Daily Archives: January 29, 2012

Adapted Armories

I read an article yesterday in the current issues of Preservation magazine about adapted uses for armories that made me feel sad and regretful, sad because the Salem Armory was lost and regretful that I didn’t do more to save it. I wrote about the armory story in a previous post, along with other preservation losses in Salem, so I won’t bore you with the details now, but I was on the Redevelopment Authority during the early stages of the battle to save it and wish I could have done more.  The fire-ravaged armory was just such an eyesore, and the “demolition by neglect” policy of the Peabody Essex Museum, seemed to make its eventual demolition inevitable, a fait accompli.  But once a building of that stature is gone, the streetscape is never the same.

The Preservation article, by the wonderfully-named Margaret Shakespeare, focuses on two Portland armories on either ends of the country.  The Portland, Maine Armory has been turned into the  Portland Regency Hotel, while the Portland, Oregon armory has been transformed into a theater for the Portland Center Stage Company.  These building look amazing, but perhaps more importantly, their environment is lively:  so different from that part of Essex Street in Salem where our armory once stood.

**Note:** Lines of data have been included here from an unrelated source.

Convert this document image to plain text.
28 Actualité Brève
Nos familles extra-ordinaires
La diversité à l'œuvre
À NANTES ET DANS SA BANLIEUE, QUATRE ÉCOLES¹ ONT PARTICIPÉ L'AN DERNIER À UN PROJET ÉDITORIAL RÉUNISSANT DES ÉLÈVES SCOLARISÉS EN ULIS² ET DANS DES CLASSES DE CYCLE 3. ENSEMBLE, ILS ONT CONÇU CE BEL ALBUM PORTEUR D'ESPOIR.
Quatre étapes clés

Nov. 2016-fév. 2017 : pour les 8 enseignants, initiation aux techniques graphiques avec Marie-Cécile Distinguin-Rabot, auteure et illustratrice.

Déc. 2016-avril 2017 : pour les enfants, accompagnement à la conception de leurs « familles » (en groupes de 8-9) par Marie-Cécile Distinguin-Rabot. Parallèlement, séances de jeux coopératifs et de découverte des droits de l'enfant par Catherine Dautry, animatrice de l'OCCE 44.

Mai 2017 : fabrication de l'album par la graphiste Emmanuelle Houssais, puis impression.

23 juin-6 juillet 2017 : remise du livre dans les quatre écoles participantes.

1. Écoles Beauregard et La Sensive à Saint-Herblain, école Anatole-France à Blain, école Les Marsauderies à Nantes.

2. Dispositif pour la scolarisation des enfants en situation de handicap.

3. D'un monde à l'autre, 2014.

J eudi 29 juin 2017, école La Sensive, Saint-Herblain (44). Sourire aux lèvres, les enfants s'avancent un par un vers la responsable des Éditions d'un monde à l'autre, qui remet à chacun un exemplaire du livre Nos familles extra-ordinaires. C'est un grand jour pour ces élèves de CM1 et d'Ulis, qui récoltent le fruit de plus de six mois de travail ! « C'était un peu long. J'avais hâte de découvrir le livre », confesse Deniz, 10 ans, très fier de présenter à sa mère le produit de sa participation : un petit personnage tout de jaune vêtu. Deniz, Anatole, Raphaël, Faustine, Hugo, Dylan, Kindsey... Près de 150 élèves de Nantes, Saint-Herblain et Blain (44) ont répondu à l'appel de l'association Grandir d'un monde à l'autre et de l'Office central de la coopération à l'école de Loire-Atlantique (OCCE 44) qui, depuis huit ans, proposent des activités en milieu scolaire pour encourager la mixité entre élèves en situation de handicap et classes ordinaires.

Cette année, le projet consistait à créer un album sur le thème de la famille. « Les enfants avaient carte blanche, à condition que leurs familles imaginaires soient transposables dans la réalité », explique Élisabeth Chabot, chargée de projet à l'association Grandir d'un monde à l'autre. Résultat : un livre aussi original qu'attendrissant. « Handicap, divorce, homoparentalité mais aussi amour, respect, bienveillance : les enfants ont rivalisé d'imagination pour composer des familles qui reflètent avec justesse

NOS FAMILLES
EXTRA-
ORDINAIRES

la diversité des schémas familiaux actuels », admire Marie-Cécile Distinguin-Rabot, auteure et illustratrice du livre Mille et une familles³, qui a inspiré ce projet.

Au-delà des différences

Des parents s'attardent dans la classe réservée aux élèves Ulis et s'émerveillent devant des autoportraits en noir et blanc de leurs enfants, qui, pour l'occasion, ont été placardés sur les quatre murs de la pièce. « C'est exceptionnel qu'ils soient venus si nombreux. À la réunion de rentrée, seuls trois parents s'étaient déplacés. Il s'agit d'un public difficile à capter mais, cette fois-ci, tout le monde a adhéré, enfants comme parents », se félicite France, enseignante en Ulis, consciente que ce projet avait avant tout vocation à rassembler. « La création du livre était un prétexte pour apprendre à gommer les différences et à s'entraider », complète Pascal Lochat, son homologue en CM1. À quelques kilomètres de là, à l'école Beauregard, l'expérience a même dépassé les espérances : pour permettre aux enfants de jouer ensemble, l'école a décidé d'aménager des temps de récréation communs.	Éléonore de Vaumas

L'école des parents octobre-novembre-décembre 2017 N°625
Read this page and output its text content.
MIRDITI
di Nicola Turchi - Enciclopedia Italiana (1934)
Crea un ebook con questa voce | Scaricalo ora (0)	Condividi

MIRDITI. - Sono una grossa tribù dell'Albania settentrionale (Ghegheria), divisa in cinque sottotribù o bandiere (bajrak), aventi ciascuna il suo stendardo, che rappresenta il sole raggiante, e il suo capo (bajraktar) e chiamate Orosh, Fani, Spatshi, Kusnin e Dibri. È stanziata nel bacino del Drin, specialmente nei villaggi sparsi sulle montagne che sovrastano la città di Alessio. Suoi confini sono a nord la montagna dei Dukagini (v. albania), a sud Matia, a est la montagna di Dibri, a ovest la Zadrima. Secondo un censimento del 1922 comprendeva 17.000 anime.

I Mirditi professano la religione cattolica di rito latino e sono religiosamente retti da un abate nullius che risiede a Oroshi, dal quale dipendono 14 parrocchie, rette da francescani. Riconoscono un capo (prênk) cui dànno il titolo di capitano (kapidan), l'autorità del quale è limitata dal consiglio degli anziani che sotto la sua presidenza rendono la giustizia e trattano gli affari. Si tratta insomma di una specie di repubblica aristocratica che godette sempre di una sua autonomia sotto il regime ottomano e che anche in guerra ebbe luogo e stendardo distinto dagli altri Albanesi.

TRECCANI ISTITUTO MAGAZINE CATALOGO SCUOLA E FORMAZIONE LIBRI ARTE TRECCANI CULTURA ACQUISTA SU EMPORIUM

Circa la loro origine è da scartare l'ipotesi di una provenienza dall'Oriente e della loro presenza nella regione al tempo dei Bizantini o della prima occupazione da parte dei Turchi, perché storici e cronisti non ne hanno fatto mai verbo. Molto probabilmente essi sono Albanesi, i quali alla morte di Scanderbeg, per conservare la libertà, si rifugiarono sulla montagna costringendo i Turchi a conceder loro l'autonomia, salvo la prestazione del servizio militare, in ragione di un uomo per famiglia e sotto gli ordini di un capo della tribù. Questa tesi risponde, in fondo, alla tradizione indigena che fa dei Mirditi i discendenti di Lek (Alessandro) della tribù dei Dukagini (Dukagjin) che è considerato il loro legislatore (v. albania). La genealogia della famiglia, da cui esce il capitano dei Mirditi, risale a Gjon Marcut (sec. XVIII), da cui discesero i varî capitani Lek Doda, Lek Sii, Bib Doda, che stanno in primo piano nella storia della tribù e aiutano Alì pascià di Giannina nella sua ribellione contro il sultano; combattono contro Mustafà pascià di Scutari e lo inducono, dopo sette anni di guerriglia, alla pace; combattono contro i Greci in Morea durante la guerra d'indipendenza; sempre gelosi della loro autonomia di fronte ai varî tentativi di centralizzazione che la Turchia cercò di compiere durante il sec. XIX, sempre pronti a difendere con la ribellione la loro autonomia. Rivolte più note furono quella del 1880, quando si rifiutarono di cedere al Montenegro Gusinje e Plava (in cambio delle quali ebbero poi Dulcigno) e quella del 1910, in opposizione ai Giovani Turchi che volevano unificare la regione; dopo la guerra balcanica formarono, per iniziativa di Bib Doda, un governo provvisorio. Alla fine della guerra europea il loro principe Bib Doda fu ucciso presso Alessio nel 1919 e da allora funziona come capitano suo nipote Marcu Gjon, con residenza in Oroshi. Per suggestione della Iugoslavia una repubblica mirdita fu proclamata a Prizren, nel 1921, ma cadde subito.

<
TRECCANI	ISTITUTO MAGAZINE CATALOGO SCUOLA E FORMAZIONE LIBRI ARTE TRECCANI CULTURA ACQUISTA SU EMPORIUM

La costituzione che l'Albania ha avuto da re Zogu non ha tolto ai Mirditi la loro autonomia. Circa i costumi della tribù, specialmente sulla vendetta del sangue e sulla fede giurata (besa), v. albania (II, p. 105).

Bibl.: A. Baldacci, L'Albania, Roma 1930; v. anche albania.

The Portland (Maine) Regency Hotel in its first incarnation as the State of Maine Armory, and now.

The Portland, Oregon Armory exterior and interior mezzanine.

The Salem Armory was demolished  in 2000, leaving its rear drill shed reconstituted as a Visitor’s Center for the Salem Maritime National Historic site and an always-empty “Armory Park” in its wake.  In the intervening decade between then and now, both a new hotel (The Salem Waterfront) and a new theater company (The Salem Theatre Company) have come to town.